The year-long project, called Bomb Sight, was devised by a team from the University of Portsmouth using data from the National Archives.
The website and android app also allow people to find out the types of bombs that fell.
‘Circle of fire’
Dr Kate Jones, the University of Portsmouth geographer who devised the project, said: “When you look at these maps and see the proliferation of bombs dropped on the capital, it does illustrate the meaning of the word Blitz, which comes from the German meaning lightning.
Users can zoom in to specific streets on the map, which uses red symbols to illustrate where each bomb landed.
The project was funded by education and research charity Jisc which offers resources and expertise to educational organisations.
More than 20,000 people were killed and 1.4m people made homeless during the Blitz, which took place between 7 September 1940 and 11 May 1941.
A spokesman from Bomb Sight said the project uses maps of the London bomb census, taken between October 1940 and June 1941.
The bombing locations were combined with geo-located photographs from the Imperial War Museum, and memories from the BBC’s WWII People’s War Archive.
Jisc programme manage Paola Marchionni said the project was “similar to a map sat-nav”.
She said: “The original Blitz maps have been scanned and geo-referenced thanks to the National Archive and testimonials from the BBC have been incorporated together with historical images from the Imperial War Museum to create an interactive teaching and learning resource.”
The website appeared to be experiencing problems due to high volumes of traffic earlier.
On 29 December 1940, air raids targeted the City of London, leaving the square mile in flames.
Bombs rained down on St Paul’s Cathedral, which Prime Minister Winston Churchill said should be protected at all costs.
Volunteer firewatchers patrolled the cathedral’s corridors, using sandbags and water pumps to douse the flames.
The cathedral was saved but many more buildings were lost.
The Reverend Canon Mark Oakley, treasurer at St Paul’s Cathedral, said although made of stone, the cathedral also had a large amount of timber.
He said: “The brave 80 men and women who volunteered to be part of the St Paul’s Watch, after finishing their day’s work, helped save the cathedral from potentially devastating fires.
“The cathedral did suffer bomb damage but thankfully managed to remain a focus and encouragement to Londoners in their resistance to fascism.
“We must not forget Lieutenant Davies and Sapper Wyllie who removed an 8ft bomb from 27ft in the ground next to the cathedral without being able to defuse it,” he added.
“They drove the bomb to Hackney Marshes where it exploded and made a crater 100 feet in diameter.

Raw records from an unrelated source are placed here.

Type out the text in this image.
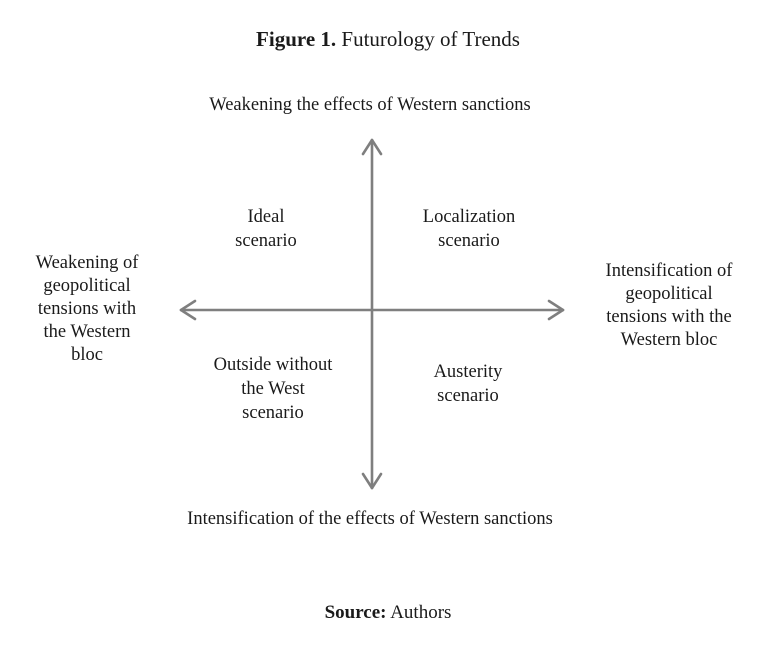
Figure 1. Futurology of Trends
Weakening the effects of Western sanctions
Intensification of the effects of Western sanctions
Weakening of
geopolitical
tensions with
the Western
bloc
Intensification of
geopolitical
tensions with the
Western bloc
Ideal
scenario
Localization
scenario
Outside without
the West
scenario
Austerity
scenario
Source: Authors
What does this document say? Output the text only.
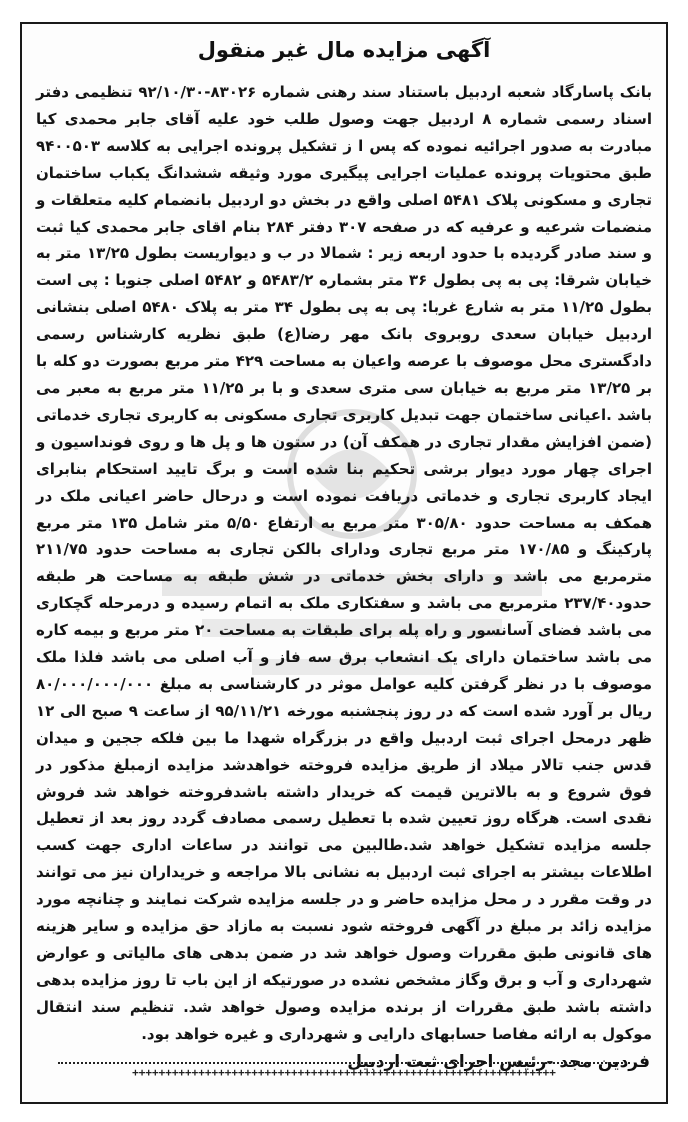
آگهی مزایده مال غیر منقول
بانک پاسارگاد شعبه اردبیل باستناد سند رهنی شماره ۸۳۰۲۶-۹۲/۱۰/۳۰ تنظیمی دفتر اسناد رسمی شماره ۸ اردبیل جهت وصول طلب خود علیه آقای جابر محمدی کیا مبادرت به صدور اجرائیه نموده که پس ا ز تشکیل پرونده اجرایی به کلاسه ۹۴۰۰۵۰۳ طبق محتویات پرونده عملیات اجرایی پیگیری مورد وثیقه ششدانگ یکباب ساختمان تجاری و مسکونی پلاک ۵۴۸۱ اصلی واقع در بخش دو اردبیل بانضمام کلیه متعلقات و منضمات شرعیه و عرفیه که در صفحه ۳۰۷ دفتر ۲۸۴ بنام اقای جابر محمدی کیا ثبت و سند صادر گردیده با حدود اربعه زیر : شمالا در ب و دیواریست بطول ۱۳/۲۵ متر به خیابان شرقا: پی به پی بطول ۳۶ متر بشماره ۵۴۸۳/۲ و ۵۴۸۲ اصلی جنوبا : پی است بطول ۱۱/۲۵ متر به شارع غربا: پی به پی بطول ۳۴ متر به پلاک ۵۴۸۰ اصلی بنشانی اردبیل خیابان سعدی روبروی بانک مهر رضا(ع) طبق نظریه کارشناس رسمی دادگستری محل موصوف با عرصه واعیان به مساحت ۴۲۹ متر مربع بصورت دو کله با بر ۱۳/۲۵ متر مربع به خیابان سی متری سعدی و با بر ۱۱/۲۵ متر مربع به معبر می باشد .اعیانی ساختمان جهت تبدیل کاربری تجاری مسکونی به کاربری تجاری خدماتی (ضمن افزایش مقدار تجاری در همکف آن) در ستون ها و پل ها و روی فونداسیون و اجرای چهار مورد دیوار برشی تحکیم بنا شده است و برگ تایید استحکام بنابرای ایجاد کاربری تجاری و خدماتی دریافت نموده است و درحال حاضر اعیانی ملک در همکف به مساحت حدود ۳۰۵/۸۰ متر مربع به ارتفاع ۵/۵۰ متر شامل ۱۳۵ متر مربع پارکینگ و ۱۷۰/۸۵ متر مربع تجاری ودارای بالکن تجاری به مساحت حدود ۲۱۱/۷۵ مترمربع می باشد و دارای بخش خدماتی در شش طبقه به مساحت هر طبقه حدود۲۳۷/۴۰ مترمربع می باشد و سفتکاری ملک به اتمام رسیده و درمرحله گچکاری می باشد فضای آسانسور و راه پله برای طبقات به مساحت ۲۰ متر مربع و بیمه کاره می باشد ساختمان دارای یک انشعاب برق سه فاز و آب اصلی می باشد فلذا ملک موصوف با در نظر گرفتن کلیه عوامل موثر در کارشناسی به مبلغ ۸۰/۰۰۰/۰۰۰/۰۰۰ ریال بر آورد شده است که در روز پنجشنبه مورخه ۹۵/۱۱/۲۱ از ساعت ۹ صبح الی ۱۲ ظهر درمحل اجرای ثبت اردبیل واقع در بزرگراه شهدا ما بین فلکه ججین و میدان قدس جنب تالار میلاد از طریق مزایده فروخته خواهدشد مزایده ازمبلغ مذکور در فوق شروع و به بالاترین قیمت که خریدار داشته باشدفروخته خواهد شد فروش نقدی است. هرگاه روز تعیین شده با تعطیل رسمی مصادف گردد روز بعد از تعطیل جلسه مزایده تشکیل خواهد شد.طالبین می توانند در ساعات اداری جهت کسب اطلاعات بیشتر به اجرای ثبت اردبیل به نشانی بالا مراجعه و خریداران نیز می توانند در وقت مقرر د ر محل مزایده حاضر و در جلسه مزایده شرکت نمایند و چنانچه مورد مزایده زائد بر مبلغ در آگهی فروخته شود نسبت به مازاد حق مزایده و سایر هزینه های قانونی طبق مقررات وصول خواهد شد در ضمن بدهی های مالیاتی و عوارض شهرداری و آب و برق وگاز مشخص نشده در صورتیکه از این باب تا روز مزایده بدهی داشته باشد طبق مقررات از برنده مزایده وصول خواهد شد. تنظیم سند انتقال موکول به ارائه مفاصا حسابهای دارایی و شهرداری و غیره خواهد بود.
فردین مجد -رئیس اجرای ثبت اردبیل
++++++++++++++++++++++++++++++++++++++++++++++++++++++++++++++++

“Such bravery is humbling for those of us who take too much for granted.”
In one of the bombing attacks, Felicity Edwards, who was 17 when the war broke out, was sitting with her mother in the kitchen of their home in Balham, south London, in October 1940 when a bomb fell in the High Road and through the roof of the Underground station on to the Northern Line.
More than 60 people were trampled and killed as they tried to escape.
The next day, Felicity saw a double-decker bus stuck in a crater on the High Road. The driver is believed to have driven into it in the dark.